The Galapagos Islands are a bucket-list destination for good reason: Thanks to a lack of natural predators, friendly wildlife such as playful sea lions and gigantic sea tortoises let visitors get up close and personal. This archipelago of about 19 islands and many smaller islets sprinkled 620 miles off Ecuador’s coast in the Pacific Ocean is a double World Heritage site (both land and sea are protected) and served as the inspiration for Charles Darwin’s Theory of Evolution. Each island boasts its own unique landscape, ranging from barren black, volcanic rocks to swaths of white sand beaches melting into gemstone-blue waters.
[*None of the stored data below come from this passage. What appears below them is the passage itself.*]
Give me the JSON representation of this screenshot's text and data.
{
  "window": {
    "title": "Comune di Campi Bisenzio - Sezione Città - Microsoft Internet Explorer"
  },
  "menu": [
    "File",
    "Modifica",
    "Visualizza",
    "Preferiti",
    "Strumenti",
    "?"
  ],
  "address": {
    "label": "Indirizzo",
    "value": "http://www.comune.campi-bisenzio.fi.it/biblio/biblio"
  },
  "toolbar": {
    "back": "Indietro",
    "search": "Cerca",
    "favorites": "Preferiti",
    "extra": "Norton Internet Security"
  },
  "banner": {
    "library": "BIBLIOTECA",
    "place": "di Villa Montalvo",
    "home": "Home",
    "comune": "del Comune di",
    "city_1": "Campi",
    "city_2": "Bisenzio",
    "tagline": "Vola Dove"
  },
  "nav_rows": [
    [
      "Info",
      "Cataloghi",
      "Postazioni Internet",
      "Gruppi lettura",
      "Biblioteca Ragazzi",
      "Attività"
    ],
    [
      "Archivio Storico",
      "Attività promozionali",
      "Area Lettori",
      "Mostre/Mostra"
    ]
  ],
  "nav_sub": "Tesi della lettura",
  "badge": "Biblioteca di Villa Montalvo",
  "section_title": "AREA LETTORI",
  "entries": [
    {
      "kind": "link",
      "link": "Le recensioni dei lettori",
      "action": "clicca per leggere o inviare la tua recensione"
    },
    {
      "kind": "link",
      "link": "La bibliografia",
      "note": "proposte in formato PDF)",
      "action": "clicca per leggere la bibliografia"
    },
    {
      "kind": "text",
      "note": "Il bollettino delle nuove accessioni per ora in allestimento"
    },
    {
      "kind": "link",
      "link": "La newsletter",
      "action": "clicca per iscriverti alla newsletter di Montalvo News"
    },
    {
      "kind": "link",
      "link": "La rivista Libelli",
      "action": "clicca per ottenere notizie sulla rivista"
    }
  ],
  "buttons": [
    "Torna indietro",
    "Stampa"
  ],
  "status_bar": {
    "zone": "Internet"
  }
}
The cooler, dryer season is June through November, thanks to the Humboldt Current which brings chilly water and cooler temperatures (in the 70s). Though the seas are rougher, experienced divers believe it’s the best time to visit because colder water attracts even more fantastic marine life (such as big schools of hammerhead sharks). It’s also when visitors have a better chance of spotting legendary whale sharks at Wolf and Darwin islands.